Small scale hydropower systems capture the energy in flowing water and convert it to usable energy. Although the potential for small hydro-electric systems depends on the availablity of suitable water flow, where the resource exists it can provide cheap clean reliable electricity. A well designed small hydropower system can blend with its surroundings and have minimal negative environmental impacts.

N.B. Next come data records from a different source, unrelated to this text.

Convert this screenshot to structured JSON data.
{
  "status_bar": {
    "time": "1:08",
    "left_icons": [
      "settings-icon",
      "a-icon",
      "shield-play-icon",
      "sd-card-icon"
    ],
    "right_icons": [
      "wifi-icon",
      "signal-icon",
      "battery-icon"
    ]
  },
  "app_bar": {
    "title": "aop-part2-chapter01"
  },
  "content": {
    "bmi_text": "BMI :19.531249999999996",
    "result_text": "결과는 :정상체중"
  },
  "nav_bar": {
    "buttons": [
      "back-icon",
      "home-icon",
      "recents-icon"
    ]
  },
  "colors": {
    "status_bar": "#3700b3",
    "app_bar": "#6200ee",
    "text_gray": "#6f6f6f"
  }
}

Moreover, small hydropower has a huge, as yet untapped potential in most areas of the world and can make a significant contribution to future energy needs. It depends largely on already proven and developed technology, yet there is considerable scope for development and optimization of this technology.
How does it work?
Hydropower systems use the energy in flowing water to produce electricity or mechanical energy. The water flows via channel or penstock to a waterwheel or turbine where it strikes the bucket of the wheel, causing the shaft of the waterwheel or turbine to rotate. When generating electricity, the rotating shaft, which is connected to an alternator or generator, converts the motion of the shaft into electrical energy. This electrical energy may be used directly, stored in batteries, or inverted to produce utility-quality electricity. A small scale hydroelectric facility requires that a sizable flow of water and a proper height of fall of water, called head, is obtained without building elaborate and expensive facilities. Small hydroelectric plants can be developed at existing dams and have been constructed in connection with river and lake water-level control and irrigation schemes. By using existing structures, only minor new civil engineering works are required, which reduces the cost of this component of a development.

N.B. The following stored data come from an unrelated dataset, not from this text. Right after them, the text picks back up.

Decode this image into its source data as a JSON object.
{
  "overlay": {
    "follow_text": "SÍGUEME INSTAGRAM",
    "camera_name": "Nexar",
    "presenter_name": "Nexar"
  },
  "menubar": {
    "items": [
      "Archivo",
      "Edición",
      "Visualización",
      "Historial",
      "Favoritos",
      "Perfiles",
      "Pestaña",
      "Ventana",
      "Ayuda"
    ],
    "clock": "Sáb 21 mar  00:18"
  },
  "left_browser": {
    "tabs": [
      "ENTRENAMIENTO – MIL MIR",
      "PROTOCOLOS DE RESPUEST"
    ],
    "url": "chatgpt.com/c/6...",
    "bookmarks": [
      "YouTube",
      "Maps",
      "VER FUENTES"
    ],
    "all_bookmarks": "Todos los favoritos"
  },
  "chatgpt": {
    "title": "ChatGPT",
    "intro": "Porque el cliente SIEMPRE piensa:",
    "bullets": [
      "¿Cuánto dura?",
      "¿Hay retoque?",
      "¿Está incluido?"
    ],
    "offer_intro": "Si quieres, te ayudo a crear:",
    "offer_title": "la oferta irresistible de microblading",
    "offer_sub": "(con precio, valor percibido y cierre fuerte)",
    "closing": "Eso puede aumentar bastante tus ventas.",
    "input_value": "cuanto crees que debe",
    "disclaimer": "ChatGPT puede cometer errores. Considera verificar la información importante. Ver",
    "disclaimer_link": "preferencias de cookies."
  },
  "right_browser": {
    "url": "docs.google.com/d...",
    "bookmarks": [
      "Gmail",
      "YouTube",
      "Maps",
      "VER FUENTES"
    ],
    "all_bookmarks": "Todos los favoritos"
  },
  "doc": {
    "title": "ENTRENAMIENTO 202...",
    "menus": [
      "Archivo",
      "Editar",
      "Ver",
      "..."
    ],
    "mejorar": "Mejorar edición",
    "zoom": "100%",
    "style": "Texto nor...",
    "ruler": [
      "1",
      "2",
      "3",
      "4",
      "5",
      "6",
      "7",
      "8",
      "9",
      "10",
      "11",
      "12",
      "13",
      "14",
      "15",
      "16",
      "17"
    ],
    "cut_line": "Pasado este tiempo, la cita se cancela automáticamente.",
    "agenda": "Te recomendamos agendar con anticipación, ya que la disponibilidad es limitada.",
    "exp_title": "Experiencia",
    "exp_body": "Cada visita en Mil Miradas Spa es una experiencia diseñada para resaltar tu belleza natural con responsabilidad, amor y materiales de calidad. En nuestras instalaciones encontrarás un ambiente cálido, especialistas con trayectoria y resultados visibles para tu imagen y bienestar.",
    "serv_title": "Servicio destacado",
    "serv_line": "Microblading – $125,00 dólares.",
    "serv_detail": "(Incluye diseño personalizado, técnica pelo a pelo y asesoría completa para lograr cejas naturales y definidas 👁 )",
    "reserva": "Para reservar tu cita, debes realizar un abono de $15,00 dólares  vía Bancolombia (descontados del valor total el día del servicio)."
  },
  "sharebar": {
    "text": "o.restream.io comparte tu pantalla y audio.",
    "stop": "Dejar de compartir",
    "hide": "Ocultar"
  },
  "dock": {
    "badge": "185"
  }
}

Parts of a small scale hydropower facility
Photo courtesy of RETScreen International - Small Hydro Model
In other, more rugged regions of the country, it is possible to develop relatively higher heads without elaborate or expensive civil engineering works so that relatively smaller flows are required to develop the desired power. In these cases, it may be possible to construct a relatively simple diversion structure and obtain the highest drop by diverting flows at the top of a waterfall or steeply falling watercourse.